Will writing in Norfolk

If you don’t have a will, maybe it’s time you gave it some thought. If you have any significant assets, like a house, it’s a very good idea. If you have children, you should really look to get a will sorted now. A will lays out who gets what when you die. It also gives details of who should take care of your children if you die whilst they still need looking after. It’s important stuff. Dying without a valid will in place can leave a real headache for your nearest and dearest to deal with.
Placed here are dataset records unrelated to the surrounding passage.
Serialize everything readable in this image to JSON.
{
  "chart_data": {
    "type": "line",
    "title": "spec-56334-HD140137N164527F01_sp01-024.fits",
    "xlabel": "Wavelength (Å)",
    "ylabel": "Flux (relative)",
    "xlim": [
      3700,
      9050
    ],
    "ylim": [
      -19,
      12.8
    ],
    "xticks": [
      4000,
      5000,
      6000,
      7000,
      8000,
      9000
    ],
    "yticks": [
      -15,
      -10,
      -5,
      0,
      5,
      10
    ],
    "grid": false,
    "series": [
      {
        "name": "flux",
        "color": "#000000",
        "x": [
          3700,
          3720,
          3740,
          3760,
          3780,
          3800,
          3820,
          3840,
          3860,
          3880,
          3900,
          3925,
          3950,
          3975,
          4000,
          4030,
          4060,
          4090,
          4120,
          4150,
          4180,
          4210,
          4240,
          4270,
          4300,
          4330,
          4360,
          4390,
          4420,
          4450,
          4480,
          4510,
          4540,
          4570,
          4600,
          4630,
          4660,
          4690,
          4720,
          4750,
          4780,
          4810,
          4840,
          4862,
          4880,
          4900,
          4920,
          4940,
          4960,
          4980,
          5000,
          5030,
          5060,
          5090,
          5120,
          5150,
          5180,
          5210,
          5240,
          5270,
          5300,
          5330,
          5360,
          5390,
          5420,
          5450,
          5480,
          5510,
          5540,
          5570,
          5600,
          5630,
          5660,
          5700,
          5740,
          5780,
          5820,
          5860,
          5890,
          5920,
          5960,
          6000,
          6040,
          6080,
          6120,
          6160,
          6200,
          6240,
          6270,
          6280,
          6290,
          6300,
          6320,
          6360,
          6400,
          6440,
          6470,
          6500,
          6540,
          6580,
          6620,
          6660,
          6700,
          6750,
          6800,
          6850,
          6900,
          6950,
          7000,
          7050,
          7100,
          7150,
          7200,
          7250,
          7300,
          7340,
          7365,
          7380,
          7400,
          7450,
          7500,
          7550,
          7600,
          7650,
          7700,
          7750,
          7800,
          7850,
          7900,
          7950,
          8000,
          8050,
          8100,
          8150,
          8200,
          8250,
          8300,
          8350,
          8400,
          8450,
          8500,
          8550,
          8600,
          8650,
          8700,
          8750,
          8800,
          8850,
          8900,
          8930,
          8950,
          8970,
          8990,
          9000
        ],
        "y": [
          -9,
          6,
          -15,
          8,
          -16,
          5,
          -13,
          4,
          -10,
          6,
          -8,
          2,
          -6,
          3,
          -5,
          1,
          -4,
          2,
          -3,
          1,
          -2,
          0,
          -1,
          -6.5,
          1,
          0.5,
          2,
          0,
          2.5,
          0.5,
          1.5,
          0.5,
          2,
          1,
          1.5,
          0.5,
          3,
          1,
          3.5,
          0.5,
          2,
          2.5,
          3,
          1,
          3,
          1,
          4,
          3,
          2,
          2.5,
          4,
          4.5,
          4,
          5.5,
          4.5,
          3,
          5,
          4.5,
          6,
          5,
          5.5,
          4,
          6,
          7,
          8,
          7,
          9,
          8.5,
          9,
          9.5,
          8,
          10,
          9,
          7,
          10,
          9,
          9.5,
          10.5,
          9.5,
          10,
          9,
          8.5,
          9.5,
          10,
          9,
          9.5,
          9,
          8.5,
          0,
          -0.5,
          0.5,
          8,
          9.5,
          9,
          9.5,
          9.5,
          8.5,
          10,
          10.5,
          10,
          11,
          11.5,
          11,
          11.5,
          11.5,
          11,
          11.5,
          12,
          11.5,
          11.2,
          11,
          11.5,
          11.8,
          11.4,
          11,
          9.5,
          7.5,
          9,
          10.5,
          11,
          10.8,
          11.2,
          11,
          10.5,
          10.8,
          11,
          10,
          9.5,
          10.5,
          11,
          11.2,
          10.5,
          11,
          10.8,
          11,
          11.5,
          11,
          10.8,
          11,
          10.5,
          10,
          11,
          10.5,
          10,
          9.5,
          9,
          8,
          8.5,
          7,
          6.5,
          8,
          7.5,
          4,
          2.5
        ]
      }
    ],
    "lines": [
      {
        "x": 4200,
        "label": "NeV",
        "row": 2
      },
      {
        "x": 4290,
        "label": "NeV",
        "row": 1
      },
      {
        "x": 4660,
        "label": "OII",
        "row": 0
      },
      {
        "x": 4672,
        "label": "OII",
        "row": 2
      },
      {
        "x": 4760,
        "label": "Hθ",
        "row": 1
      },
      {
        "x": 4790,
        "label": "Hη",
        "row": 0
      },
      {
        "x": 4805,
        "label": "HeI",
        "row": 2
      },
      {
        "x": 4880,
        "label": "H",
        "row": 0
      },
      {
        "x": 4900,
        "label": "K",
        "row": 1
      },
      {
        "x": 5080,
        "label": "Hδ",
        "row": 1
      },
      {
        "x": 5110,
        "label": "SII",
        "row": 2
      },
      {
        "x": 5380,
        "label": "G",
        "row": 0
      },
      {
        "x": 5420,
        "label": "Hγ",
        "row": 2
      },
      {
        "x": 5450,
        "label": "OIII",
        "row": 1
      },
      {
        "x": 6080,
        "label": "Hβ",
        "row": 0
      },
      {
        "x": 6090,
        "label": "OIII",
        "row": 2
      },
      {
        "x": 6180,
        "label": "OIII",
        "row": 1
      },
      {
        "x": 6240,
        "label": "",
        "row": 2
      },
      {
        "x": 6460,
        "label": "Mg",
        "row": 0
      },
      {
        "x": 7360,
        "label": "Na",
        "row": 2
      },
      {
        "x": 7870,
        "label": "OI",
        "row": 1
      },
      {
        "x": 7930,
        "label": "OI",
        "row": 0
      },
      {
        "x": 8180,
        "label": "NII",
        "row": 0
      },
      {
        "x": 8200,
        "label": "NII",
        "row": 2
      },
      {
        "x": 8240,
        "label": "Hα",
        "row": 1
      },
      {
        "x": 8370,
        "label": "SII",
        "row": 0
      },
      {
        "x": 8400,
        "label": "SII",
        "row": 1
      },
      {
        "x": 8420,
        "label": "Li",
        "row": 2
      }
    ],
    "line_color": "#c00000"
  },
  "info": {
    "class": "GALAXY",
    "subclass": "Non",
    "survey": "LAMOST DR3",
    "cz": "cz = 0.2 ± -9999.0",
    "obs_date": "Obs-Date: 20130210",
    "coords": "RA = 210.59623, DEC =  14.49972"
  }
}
Using a professional will writer to prepare your will means you can be confident that it covers everything it should and that has been prepared properly and will, therefore, stand. Our job is to listen to your wishes and create a document that accurately reflects them. We’ll ask the right questions to make sure you’ve thought of everything. We’ll also help you understand all of the terms used in will writing, like executor, beneficiary and trustees, and the role each of these people plays. We can also remind you of some of the less obvious things to think about, such as what will happen to your social media accounts.

We’ll make sure that your will can be understood by your executors, and by the Probate Court, making life easier for all involved. We can even store your will using a dedicated, secure service that will make your will much easier to track down when needed.

How much does a will cost?

WillsPrices include VAT
Single Will£165
Pair of Wills (Mirror Wills)£250
Annual Storage Fee£40 per annum

Reviewing your will

If you do already have a will, you should check it from time to time to make sure you’re still happy with it. If you have an old will, it will be used, even if it’s not what your wishes are now. We can help you update an existing will to reflect any changes in your life.

Five very good reasons to make a will

  1. You get to decide who gets what when you die. Without a will, you will lose control of your estate.
  2. You decide who will take care of your children (if they’re under 18). Without a will, the court will choose among family members or a state-appointed guardian.
  3. It avoids a lengthy probate process. Most estates must go through probate. Having a will speeds up the process meaning any beneficiaries have access to their share sooner.
  4. It saves your loved ones a lot of trouble. If everything is there in black and white, there’s much less admin for them to deal with. And less chance of disagreement!
  5. It can minimise inheritance tax. More of what you own will go where you want it, rather than being paid in taxes when you die.

Will appointment preparation checklist

Before your meeting with our will writer, it’s important to prepare and think about some of the areas we will cover in drafting your will. Below is a guide as to the sort of details we need from you.

  • You: Full name, date of birth, full address and telephone number.
  • Partner: Full name and date of birth of your wife/husband or civil partner, and (if appropriate) your wife’s maiden name.
  • Marriage: Date and place of marriage or civil partnership. Details of any previous marriages, including children of a previous marriage. A copy of your marriage certificate/civil partnership certificate may be useful to keep stored with your will.
  • Children: Full names of all children, their dates of birth and current addresses (if different from yours).
  • Guardians for children: Full names and addresses of guardians to be appointed to look after minor children (under the age of 18).
  • Executors: Full names and addresses of executors to deal with the winding up of your estate. They may also become trustees if applicable.
  • Gifts: Details of any specific gifts (including charitable gifts) you wish to make in your will. These should include full names and addresses of the recipients.
  • The residue of your estate: An indication of how you wish the residue (i.e. the balance of the estate after gifts and liabilities are settled) to be distributed.

    In the case of a married couple, the residue is usually left to each other. Thereafter, it is normally divided equally between children when they reach a specified age (minimum 18).

  • Minors: Where there are minor children, the will should contain powers for executors to invest capital in anything they consider to be for the benefit of the children. It should also contain a power to advance capital to each child under the age at which they inherit.
  • Pets: If you have animals or pets, we recommend that you leave detailed instructions for looking after them. Your will can include financial provision for them if you wish.
  • After death: If you choose, your will may set out your personal wishes on matters such as burial, cremation, organ donation and medical research.